What that means in practice

• ›Authorized scope only. No scope file, no run.
• ›Dry-run by default. Live actions need an explicit human yes.
• ›Operations stay in the sandbox, on the operational network.
• ›Findings exist to be fixed, not collected.

Reporting an issue in Kerox itself

When there is something to report, security contact goes to security@kerox.dev, with a PGP key published at kerox.dev/.well-known/pgp-key.txt. Responsible disclosure, the same way we would want it.
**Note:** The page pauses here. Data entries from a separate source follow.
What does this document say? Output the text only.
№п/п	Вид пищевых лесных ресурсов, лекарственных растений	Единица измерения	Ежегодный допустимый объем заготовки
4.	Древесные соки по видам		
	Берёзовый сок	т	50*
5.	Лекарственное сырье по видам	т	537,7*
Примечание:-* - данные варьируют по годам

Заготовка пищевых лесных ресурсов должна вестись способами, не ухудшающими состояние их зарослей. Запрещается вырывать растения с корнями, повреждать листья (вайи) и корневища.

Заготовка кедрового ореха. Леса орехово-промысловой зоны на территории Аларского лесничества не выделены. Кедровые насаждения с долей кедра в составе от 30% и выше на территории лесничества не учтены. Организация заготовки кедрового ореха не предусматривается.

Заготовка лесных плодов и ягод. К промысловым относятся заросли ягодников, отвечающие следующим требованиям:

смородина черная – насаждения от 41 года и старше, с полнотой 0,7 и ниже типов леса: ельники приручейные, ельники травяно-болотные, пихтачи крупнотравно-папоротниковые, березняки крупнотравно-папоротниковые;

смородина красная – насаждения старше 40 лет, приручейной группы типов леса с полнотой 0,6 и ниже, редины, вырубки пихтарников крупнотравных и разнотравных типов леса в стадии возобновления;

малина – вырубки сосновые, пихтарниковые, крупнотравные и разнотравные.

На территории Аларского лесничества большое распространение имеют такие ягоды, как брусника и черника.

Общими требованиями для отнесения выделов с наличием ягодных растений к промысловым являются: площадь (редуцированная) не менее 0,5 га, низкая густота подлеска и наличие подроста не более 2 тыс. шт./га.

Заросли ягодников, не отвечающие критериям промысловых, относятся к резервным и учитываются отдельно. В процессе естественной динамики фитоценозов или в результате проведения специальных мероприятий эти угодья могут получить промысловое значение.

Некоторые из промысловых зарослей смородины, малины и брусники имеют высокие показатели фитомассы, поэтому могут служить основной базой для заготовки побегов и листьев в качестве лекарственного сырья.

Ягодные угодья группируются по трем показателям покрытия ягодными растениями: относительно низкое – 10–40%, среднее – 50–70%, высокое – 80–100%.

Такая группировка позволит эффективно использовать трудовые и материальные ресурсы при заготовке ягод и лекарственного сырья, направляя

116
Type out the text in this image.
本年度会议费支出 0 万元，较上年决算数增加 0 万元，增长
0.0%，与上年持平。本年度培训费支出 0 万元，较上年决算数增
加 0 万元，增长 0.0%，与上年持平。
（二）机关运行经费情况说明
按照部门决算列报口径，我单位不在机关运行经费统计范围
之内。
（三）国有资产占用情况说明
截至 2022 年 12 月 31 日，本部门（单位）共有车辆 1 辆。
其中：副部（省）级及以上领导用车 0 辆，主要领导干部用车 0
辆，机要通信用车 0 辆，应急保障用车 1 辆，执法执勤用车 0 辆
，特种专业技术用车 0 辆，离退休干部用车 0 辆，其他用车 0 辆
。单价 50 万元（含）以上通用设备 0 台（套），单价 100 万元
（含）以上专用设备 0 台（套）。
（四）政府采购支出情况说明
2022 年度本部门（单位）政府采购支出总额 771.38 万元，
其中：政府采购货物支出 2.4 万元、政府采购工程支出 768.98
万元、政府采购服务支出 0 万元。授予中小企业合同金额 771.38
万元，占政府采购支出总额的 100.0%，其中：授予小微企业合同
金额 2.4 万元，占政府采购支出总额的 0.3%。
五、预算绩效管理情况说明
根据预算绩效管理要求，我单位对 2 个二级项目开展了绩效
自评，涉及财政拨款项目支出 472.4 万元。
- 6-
KeroxLabs builds in the open. Patches, bug reports, and hard questions about doing offense responsibly are all welcome. The bar is technical; the response is fast.

RFC process

• ›Anything that touches the agent protocol, the engagement-package format, or the gate requires an RFC
• ›RFCs live in docs/rfcs/RFC-XXXX-<slug>.md
• ›Discuss first in the forum (coming soon) or via issue; open a draft PR with the RFC
• ›Maintainer sign-off + a comment window before merge

Code style

• ›cargo clippy -- -D warnings is mandatory
• ›cargo fmt --check is mandatory
• ›No unsafe without a // SAFETY: comment
• ›Anything that can take a live action gets a test that proves it cannot without approval

• ›orchestrator — the component that reads the plan, sequences the attack chain, and owns the human gate.
• ›agent — a specialist that runs one domain of the work (spearhead, network, report; web and appsec later).
• ›attack chain — an ordered sequence of techniques that move from entry toward an objective.
• ›RoE — Rules of Engagement. What is in scope, what is off-limits, when, and the hard stops.
• ›ConOps — Concept of Operations. What the engagement is trying to do, in plain language.
• ›deconfliction — telling authorized test activity apart from a real incident.
• ›OPPLAN — the operational plan, with each intended action mapped to MITRE ATT&CK.
• ›dry-run — plan and display an action without executing it. The default mode.
• ›MITRE ATT&CK — the framework of adversary techniques used to tag the conventional chain.
• ›MITRE ATLAS — the same idea for attacks against AI/ML systems; Spearhead maps to it.
• ›OWASP LLM Top 10 — the common catalog of LLM application risks Spearhead reports against.